Identification of miRNAs Potentially Involved in Bronchiolitis Obliterans Syndrome: A Computational Study

The pathogenesis of Bronchiolitis Obliterans Syndrome (BOS), the main clinical phenotype of chronic lung allograft dysfunction, is poorly understood. Recent studies suggest that epigenetic regulation of microRNAs might play a role in its development. In this paper we present the application of a complex computational pipeline to perform enrichment analysis of miRNAs in pathways applied to the study of BOS. The analysis considered the full set of miRNAs annotated in miRBase (version 21), and applied a sequence of filtering approaches and statistical analyses to reduce this set and to score the candidate miRNAs according to their potential involvement in BOS development.
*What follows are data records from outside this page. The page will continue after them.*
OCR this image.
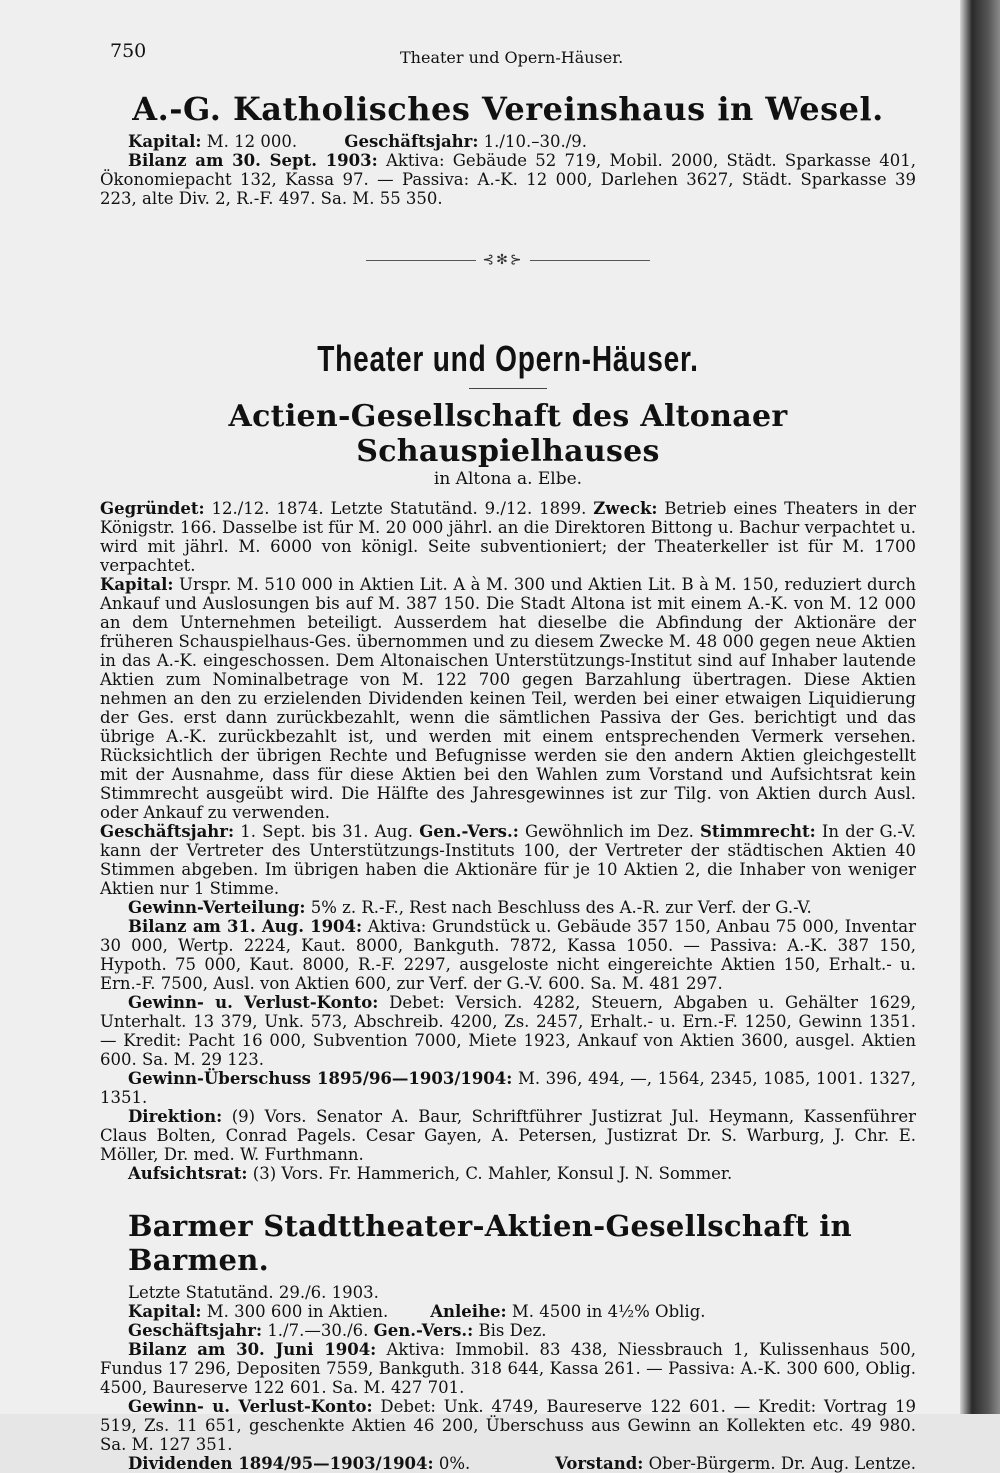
750	Theater und Opern-Häuser.
A.-G. Katholisches Vereinshaus in Wesel.

Kapital: M. 12 000.	Geschäftsjahr: 1./10.–30./9.

Bilanz am 30. Sept. 1903: Aktiva: Gebäude 52 719, Mobil. 2000, Städt. Sparkasse 401, Ökonomiepacht 132, Kassa 97. — Passiva: A.-K. 12 000, Darlehen 3627, Städt. Sparkasse 39 223, alte Div. 2, R.-F. 497. Sa. M. 55 350.

⊰✻⊱
Theater und Opern-Häuser.
Actien-Gesellschaft des Altonaer Schauspielhauses
in Altona a. Elbe.

Gegründet: 12./12. 1874. Letzte Statutänd. 9./12. 1899. Zweck: Betrieb eines Theaters in der Königstr. 166. Dasselbe ist für M. 20 000 jährl. an die Direktoren Bittong u. Bachur verpachtet u. wird mit jährl. M. 6000 von königl. Seite subventioniert; der Theaterkeller ist für M. 1700 verpachtet.

Kapital: Urspr. M. 510 000 in Aktien Lit. A à M. 300 und Aktien Lit. B à M. 150, reduziert durch Ankauf und Auslosungen bis auf M. 387 150. Die Stadt Altona ist mit einem A.-K. von M. 12 000 an dem Unternehmen beteiligt. Ausserdem hat dieselbe die Abfindung der Aktionäre der früheren Schauspielhaus-Ges. übernommen und zu diesem Zwecke M. 48 000 gegen neue Aktien in das A.-K. eingeschossen. Dem Altonaischen Unterstützungs-Institut sind auf Inhaber lautende Aktien zum Nominalbetrage von M. 122 700 gegen Barzahlung übertragen. Diese Aktien nehmen an den zu erzielenden Dividenden keinen Teil, werden bei einer etwaigen Liquidierung der Ges. erst dann zurückbezahlt, wenn die sämtlichen Passiva der Ges. berichtigt und das übrige A.-K. zurückbezahlt ist, und werden mit einem entsprechenden Vermerk versehen. Rücksichtlich der übrigen Rechte und Befugnisse werden sie den andern Aktien gleichgestellt mit der Ausnahme, dass für diese Aktien bei den Wahlen zum Vorstand und Aufsichtsrat kein Stimmrecht ausgeübt wird. Die Hälfte des Jahresgewinnes ist zur Tilg. von Aktien durch Ausl. oder Ankauf zu verwenden.

Geschäftsjahr: 1. Sept. bis 31. Aug. Gen.-Vers.: Gewöhnlich im Dez. Stimmrecht: In der G.-V. kann der Vertreter des Unterstützungs-Instituts 100, der Vertreter der städtischen Aktien 40 Stimmen abgeben. Im übrigen haben die Aktionäre für je 10 Aktien 2, die Inhaber von weniger Aktien nur 1 Stimme.

Gewinn-Verteilung: 5% z. R.-F., Rest nach Beschluss des A.-R. zur Verf. der G.-V.

Bilanz am 31. Aug. 1904: Aktiva: Grundstück u. Gebäude 357 150, Anbau 75 000, Inventar 30 000, Wertp. 2224, Kaut. 8000, Bankguth. 7872, Kassa 1050. — Passiva: A.-K. 387 150, Hypoth. 75 000, Kaut. 8000, R.-F. 2297, ausgeloste nicht eingereichte Aktien 150, Erhalt.- u. Ern.-F. 7500, Ausl. von Aktien 600, zur Verf. der G.-V. 600. Sa. M. 481 297.

Gewinn- u. Verlust-Konto: Debet: Versich. 4282, Steuern, Abgaben u. Gehälter 1629, Unterhalt. 13 379, Unk. 573, Abschreib. 4200, Zs. 2457, Erhalt.- u. Ern.-F. 1250, Gewinn 1351. — Kredit: Pacht 16 000, Subvention 7000, Miete 1923, Ankauf von Aktien 3600, ausgel. Aktien 600. Sa. M. 29 123.

Gewinn-Überschuss 1895/96—1903/1904: M. 396, 494, —, 1564, 2345, 1085, 1001. 1327, 1351.

Direktion: (9) Vors. Senator A. Baur, Schriftführer Justizrat Jul. Heymann, Kassenführer Claus Bolten, Conrad Pagels. Cesar Gayen, A. Petersen, Justizrat Dr. S. Warburg, J. Chr. E. Möller, Dr. med. W. Furthmann.

Aufsichtsrat: (3) Vors. Fr. Hammerich, C. Mahler, Konsul J. N. Sommer.

Barmer Stadttheater-Aktien-Gesellschaft in Barmen.

Letzte Statutänd. 29./6. 1903.

Kapital: M. 300 600 in Aktien.	Anleihe: M. 4500 in 4½% Oblig.

Geschäftsjahr: 1./7.—30./6. Gen.-Vers.: Bis Dez.

Bilanz am 30. Juni 1904: Aktiva: Immobil. 83 438, Niessbrauch 1, Kulissenhaus 500, Fundus 17 296, Depositen 7559, Bankguth. 318 644, Kassa 261. — Passiva: A.-K. 300 600, Oblig. 4500, Baureserve 122 601. Sa. M. 427 701.

Gewinn- u. Verlust-Konto: Debet: Unk. 4749, Baureserve 122 601. — Kredit: Vortrag 19 519, Zs. 11 651, geschenkte Aktien 46 200, Überschuss aus Gewinn an Kollekten etc. 49 980. Sa. M. 127 351.

Dividenden 1894/95—1903/1904: 0%.	Vorstand: Ober-Bürgerm. Dr. Aug. Lentze.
Dysregulation of two of the selected candidate miRNAs–miR-34a and miR-21 –was clearly shown in in-situ hybridization (ISH) on five explanted human BOS lungs and on a rat model of acute and chronic lung rejection, thus definitely identifying miR-34a and miR-21 as pathogenic factors in BOS and confirming the effectiveness of the computational pipeline.
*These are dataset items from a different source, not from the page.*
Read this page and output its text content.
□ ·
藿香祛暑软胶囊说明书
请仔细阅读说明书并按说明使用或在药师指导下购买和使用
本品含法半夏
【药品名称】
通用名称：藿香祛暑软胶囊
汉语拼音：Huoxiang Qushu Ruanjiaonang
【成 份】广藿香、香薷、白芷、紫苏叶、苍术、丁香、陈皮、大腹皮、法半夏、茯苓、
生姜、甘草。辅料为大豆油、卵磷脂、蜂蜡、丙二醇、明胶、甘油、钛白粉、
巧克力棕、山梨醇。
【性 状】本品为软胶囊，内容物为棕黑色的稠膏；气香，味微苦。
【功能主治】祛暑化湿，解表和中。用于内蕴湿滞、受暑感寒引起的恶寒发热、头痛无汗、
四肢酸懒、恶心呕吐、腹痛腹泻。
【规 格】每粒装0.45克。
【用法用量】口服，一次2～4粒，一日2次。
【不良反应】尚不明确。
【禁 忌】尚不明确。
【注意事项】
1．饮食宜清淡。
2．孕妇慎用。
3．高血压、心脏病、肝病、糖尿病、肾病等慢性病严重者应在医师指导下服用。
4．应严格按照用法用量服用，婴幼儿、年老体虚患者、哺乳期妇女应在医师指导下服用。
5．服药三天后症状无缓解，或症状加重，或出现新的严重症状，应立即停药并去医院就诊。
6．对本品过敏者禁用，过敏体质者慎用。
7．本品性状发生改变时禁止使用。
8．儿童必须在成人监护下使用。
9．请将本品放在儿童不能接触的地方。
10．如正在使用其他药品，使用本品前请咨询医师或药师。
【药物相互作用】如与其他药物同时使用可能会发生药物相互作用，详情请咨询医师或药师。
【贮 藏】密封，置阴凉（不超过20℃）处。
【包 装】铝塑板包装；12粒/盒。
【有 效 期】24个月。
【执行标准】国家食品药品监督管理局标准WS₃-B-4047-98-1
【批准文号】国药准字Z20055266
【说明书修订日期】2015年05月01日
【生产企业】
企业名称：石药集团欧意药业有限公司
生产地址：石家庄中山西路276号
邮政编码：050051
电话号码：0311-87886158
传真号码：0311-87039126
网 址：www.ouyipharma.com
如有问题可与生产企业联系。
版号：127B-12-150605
闭塞性细支气管炎综合征（Bronchiolitis Obliterans Syndrome, BOS）是慢性肺移植功能障碍的主要临床表型，其发病机制迄今尚未完全阐明。近期研究表明，微小核糖核酸（microRNAs, miRNAs）的表观遗传调控可能参与其发病进程。本文介绍了一套复杂计算流程的应用，该流程针对闭塞性细支气管炎综合征的研究开展通路层面的微小核糖核酸富集分析。本次分析以miRBase（版本21）数据库中注释的全部微小核糖核酸作为初始数据集，通过一系列筛选方法与统计学分析对其进行筛选缩减，并依据候选微小核糖核酸参与闭塞性细支气管炎综合征发病的潜在可能性进行评分。通过对5例移植后发生闭塞性细支气管炎综合征的人类离体肺组织以及急性与慢性肺排斥反应大鼠模型进行原位杂交（in-situ hybridization, ISH）实验，明确观察到筛选出的2种候选微小核糖核酸——miR-34a与miR-21——存在表达失调现象，从而确凿证实miR-34a与miR-21为闭塞性细支气管炎综合征的致病因子，并验证了该计算流程的有效性。